York found otherwise.
“Attorneys have the right of free speech but must exercise such right in recognition that they have a privilege, not a right, to represent clients and argue matters in our courts and in doing so they act as officers of the court charged with promoting public trust in our judicial system and in the judiciary,” he wrote.
“While critical speech of public officials, including judges, gives the public necessary information about their government, false or reckless statements by attorneys about judges or the judiciary serves only to destroy such trust. Therefore, unlike private citizens, the rights of an attorney to speak as he or she may choose must be limited by their required responsibilities to our system of jurisprudence.”
York cited a recent disciplinary case to outline the commission’s response to Ogden’s free-speech claim and perhaps illuminate its view of the rule.
“The Commission contends that when a lawyer makes a statement concerning the lack of integrity or qualifications of a judge in reckless disregard of whether the statements are true or false, there is no Constitutional protection and relies upon the ‘objective’ standard specifically adopted by the Indiana Supreme Court on October 8, 2013, in the case of In re Dixon, 994 N.E.2d 1129 (Ind. 2013), and applied by implication to decisions preceding In Re Dixon. The objective standard requires proof that when Respondent made a statement, he lacked any objectively reasonable basis for making the statement, considering its nature and the context in which the statement was made.”

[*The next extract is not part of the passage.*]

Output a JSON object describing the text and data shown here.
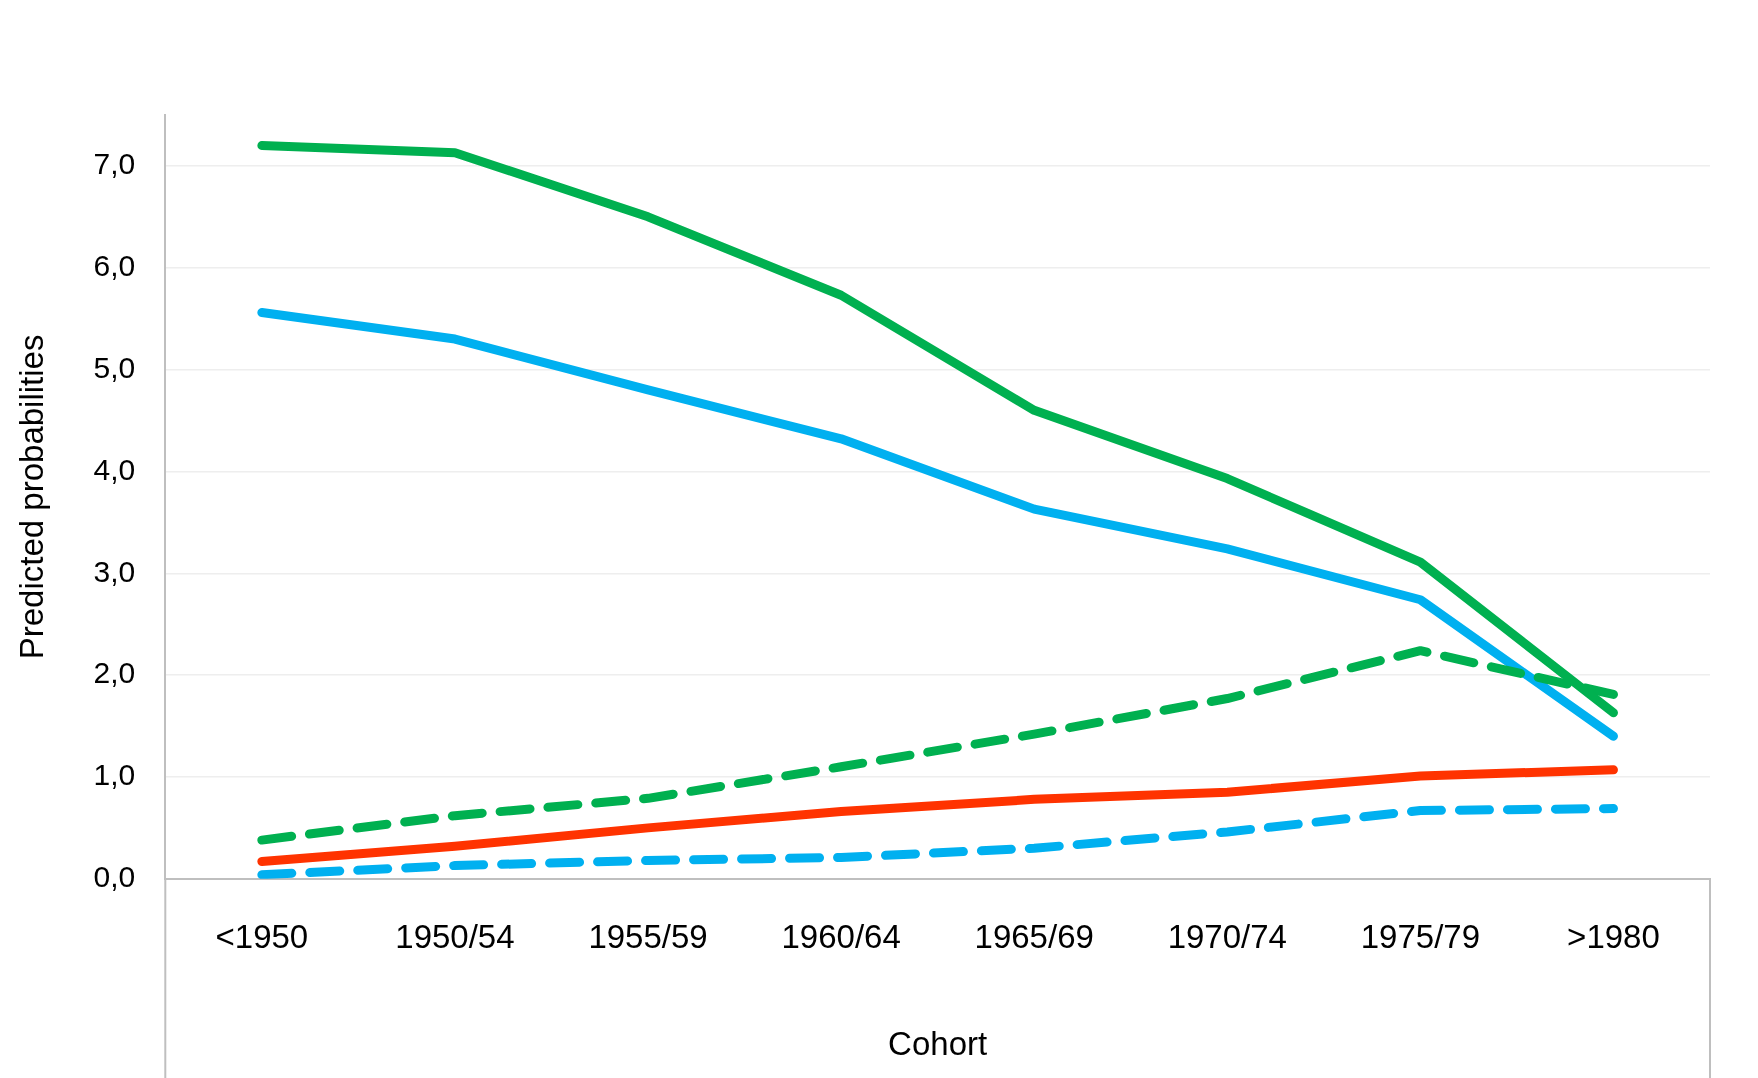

In the Thomas Dixon case, the lawyer was cleared of charges he violated Rule 8.2(a) by arguing that a judge’s bias warranted her recusal in a case involving pro-life students arrested for protesting the announcement of President Barack Obama’s appearance at the University of Notre Dame.
Justices ruled the statements in the Dixon case weren’t violations considering the entire context in which they were made, and based on supporting facts. Justice Robert Rucker dissented and would have sanctioned Dixon.
Ogden also is charged with violating rule 8.4(a), for engaging in conduct prejudicial to the administration of justice for sending unsolicited letters to Marion Superior judges advising them of an Indiana Supreme Court ruling regarding distribution of proceeds in asset-forfeiture cases.
York recommends no sanction for that charge.